De rechtbank kan verweerder in dit standpunt niet volgen. Gelet op het bepaalde in artikel 4:2, tweede lid, van de Awb was eiser gehouden om die gegevens en bescheiden te verschaffen die nodig waren voor de beslissing op zijn
aanvraag en waarover eiser redelijkerwijs de beschikking kon krijgen. Verweerder was, als bestuursorgaan, vervolgens op grond van het bepaalde in artikel 3:2 van de Awb gehouden om de nodige kennis omtrent de relevante feiten en de
af te wegen belangen te vergaren. Naar het oordeel van de rechtbank veronderstelt het beleid van verweerder dat, indien een asielzoeker niet in staat is zijn gestelde leeftijd met documenten te onderbouwen, door verweerder hetzij,
indien er getwijfeld wordt aan de gestelde leeftijd, een leeftijdsonderzoek
wordt geëntameerd, hetzij, in het geval er geen twijfel bestaat omtrent de gestelde leeftijd, onderzoek wordt verricht naar de
opvangmogelijkheden in het land van herkomst. Naar het oordeel van de rechtbank is het enkele gegeven dat het door eiser overgelegde document naar alle waarschijnlijkheid niet authentiek is, onvoldoende grond om aan de door eiser
opgegeven leeftijd te twijfelen. Voor zover verweerder op grond van het overgelegde document de door eiser gestelde (minderjarige) leeftijd niet zonder meer wenste te aanvaarden, had het op de weg van verweerder gelegen eiser aan
een leeftijdsonderzoek te onderwerpen. Nu verweerder heeft nagelaten een leeftijdsonderzoek te verrichten, noch onderzoek heeft gedaan naar de opvangmogelijkheden in het land van herkomst, is het bestreden besluit naar het oordeel
van de rechtbank op onzorgvuldige wijze tot stand gekomen.
Uit het voorgaande vloeit voort dat het onderhavige beroep gegrond is.
Het bestreden besluit zal derhalve worden vernietigd.
De rechtbank acht termen aanwezig verweerder onder toepassing van artikel 8:75 van de Awb te veroordelen in de door eiser gemaakte proceskosten. Deze kosten zijn met inachtneming van het Besluit proceskosten bestuursrecht en de
daarbij behorende bijlage begroot op in totaal f. 1.420,--,
* 1 punt voor het indienen van een beroepschrift;
* 1 punt voor het verschijnen ter zitting;
* waarde per punt f. 710,--;
* wegingsfactor 1.
Tevens zal de rechtbank bepalen dat door verweerder aan eiser het door hem gestorte griffierecht dient te worden vergoed.

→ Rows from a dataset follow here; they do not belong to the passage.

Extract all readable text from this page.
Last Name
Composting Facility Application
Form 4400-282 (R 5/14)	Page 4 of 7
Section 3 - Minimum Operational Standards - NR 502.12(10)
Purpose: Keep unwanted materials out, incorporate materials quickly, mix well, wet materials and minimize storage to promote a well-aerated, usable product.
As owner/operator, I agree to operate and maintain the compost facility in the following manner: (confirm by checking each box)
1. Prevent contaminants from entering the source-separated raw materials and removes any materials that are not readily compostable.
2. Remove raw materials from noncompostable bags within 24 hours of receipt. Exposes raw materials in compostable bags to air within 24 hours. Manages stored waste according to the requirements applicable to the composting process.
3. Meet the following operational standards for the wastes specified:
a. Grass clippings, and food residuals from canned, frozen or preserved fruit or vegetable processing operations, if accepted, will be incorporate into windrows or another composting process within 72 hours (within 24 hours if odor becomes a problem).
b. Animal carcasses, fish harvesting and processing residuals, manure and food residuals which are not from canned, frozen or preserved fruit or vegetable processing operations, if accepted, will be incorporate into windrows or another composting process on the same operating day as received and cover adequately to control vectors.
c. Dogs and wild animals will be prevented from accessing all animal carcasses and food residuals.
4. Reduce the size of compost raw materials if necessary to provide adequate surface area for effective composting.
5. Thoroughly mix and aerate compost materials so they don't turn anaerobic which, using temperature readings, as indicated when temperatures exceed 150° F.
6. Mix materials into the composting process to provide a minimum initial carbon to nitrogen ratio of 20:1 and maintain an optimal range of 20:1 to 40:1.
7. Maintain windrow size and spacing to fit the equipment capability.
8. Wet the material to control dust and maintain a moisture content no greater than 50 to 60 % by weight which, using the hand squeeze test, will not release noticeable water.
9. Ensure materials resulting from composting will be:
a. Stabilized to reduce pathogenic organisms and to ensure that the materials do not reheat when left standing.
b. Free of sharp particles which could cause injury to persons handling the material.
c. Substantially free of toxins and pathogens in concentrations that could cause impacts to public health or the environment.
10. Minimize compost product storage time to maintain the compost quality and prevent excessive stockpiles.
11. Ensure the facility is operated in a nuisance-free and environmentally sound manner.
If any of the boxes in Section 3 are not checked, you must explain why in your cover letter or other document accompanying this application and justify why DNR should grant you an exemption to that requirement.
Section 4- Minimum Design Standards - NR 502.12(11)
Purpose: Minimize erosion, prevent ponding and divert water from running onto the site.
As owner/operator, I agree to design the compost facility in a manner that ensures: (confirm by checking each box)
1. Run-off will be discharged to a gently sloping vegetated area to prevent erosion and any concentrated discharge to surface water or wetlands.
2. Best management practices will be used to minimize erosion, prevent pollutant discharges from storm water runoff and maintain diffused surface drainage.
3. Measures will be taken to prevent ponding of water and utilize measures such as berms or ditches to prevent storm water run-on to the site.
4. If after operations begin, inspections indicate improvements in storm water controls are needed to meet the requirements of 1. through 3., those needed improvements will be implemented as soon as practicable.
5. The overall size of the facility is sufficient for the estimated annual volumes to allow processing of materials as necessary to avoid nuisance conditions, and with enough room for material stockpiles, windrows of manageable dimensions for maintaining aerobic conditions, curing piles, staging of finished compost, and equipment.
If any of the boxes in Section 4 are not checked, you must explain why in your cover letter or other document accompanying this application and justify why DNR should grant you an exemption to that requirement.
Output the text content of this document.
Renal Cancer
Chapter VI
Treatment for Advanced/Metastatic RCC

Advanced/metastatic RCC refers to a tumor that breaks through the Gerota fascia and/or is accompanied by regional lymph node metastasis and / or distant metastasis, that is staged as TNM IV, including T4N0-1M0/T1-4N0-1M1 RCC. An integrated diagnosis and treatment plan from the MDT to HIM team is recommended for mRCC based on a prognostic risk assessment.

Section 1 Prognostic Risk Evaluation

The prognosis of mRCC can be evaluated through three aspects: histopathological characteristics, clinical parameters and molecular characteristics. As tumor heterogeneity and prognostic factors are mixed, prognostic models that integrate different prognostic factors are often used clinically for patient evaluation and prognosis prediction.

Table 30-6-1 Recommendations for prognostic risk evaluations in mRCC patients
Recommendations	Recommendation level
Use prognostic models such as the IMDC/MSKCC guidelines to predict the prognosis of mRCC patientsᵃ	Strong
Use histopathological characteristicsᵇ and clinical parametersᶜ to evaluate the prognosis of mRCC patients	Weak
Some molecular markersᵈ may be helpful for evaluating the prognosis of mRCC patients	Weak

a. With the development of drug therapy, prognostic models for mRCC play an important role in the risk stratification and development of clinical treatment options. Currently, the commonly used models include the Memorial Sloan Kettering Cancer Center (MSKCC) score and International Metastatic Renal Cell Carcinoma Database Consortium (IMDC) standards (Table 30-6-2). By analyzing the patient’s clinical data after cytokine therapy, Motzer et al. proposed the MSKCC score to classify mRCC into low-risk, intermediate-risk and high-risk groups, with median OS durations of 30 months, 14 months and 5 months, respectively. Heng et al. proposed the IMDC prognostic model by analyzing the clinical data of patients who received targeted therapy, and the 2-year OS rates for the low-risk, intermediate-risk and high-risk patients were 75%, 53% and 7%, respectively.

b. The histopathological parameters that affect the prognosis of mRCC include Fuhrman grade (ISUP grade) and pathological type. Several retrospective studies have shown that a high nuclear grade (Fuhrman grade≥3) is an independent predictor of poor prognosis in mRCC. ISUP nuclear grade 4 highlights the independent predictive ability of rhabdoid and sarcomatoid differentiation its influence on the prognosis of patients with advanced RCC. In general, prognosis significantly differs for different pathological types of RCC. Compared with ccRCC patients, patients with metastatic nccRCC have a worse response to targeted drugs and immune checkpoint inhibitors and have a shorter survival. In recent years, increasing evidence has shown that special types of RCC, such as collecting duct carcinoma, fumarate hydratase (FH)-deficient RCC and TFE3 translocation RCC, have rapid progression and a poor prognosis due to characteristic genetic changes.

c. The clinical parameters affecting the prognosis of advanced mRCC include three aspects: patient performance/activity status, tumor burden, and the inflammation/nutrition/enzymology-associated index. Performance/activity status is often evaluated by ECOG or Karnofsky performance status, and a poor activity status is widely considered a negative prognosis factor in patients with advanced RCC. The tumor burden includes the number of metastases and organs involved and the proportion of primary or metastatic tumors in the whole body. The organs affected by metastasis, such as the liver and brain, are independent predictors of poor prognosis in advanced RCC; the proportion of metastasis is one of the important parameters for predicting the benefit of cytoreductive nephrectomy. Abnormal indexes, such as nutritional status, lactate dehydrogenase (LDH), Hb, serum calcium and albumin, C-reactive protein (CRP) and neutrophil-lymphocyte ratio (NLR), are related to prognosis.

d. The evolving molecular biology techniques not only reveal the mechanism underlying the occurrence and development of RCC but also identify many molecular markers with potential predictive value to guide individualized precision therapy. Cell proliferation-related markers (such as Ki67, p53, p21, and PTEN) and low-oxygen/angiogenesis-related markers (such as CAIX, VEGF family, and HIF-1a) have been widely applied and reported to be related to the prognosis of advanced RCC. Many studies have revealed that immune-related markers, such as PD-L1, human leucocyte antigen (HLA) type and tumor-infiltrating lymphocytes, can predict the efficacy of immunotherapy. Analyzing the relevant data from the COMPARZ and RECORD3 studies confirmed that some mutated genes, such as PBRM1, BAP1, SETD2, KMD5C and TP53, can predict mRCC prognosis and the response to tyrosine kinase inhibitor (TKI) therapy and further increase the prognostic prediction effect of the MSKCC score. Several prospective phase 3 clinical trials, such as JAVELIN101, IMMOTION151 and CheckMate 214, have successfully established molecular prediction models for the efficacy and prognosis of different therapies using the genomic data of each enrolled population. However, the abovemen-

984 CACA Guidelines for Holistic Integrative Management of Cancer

Mitsdien wordt beslist als volgt.
III. BESLISSING
De rechtbank,
verklaart het beroep, voor zover gericht tegen de ongegrondverklaring van eisers bezwaar tegen de weigering hem een vergunning tot verblijf op grond van het ama-beleid te verlenen, gegrond;
vernietigt het bestreden besluit in zoverre;
verklaart het beroep voor het overige ongegrond;
bepaalt dat verweerder een nieuw besluit neemt met inachtneming van het in deze uitspraak overwogene;
veroordeelt verweerder in de door eiser gemaakte proceskosten vastgesteld op f. 1.420,-- te vergoeden door de Staat der Nederlanden en te voldoen aan de griffier;
gelast dat het gestorte griffierecht ten bedrage van f. 50,-- door de Staat der Nederlanden namens verweerder aan eiser wordt vergoed.
Aldus gedaan door mr. A. Stehouwer als voorzitter en
mr. W.P.C.G. Derksen en mr. O.A.P. van der Roest als leden, in tegenwoordigheid van mr. A.P.G. van Liempt als griffier en uitgesproken in het openbaar op 5 juni 2000.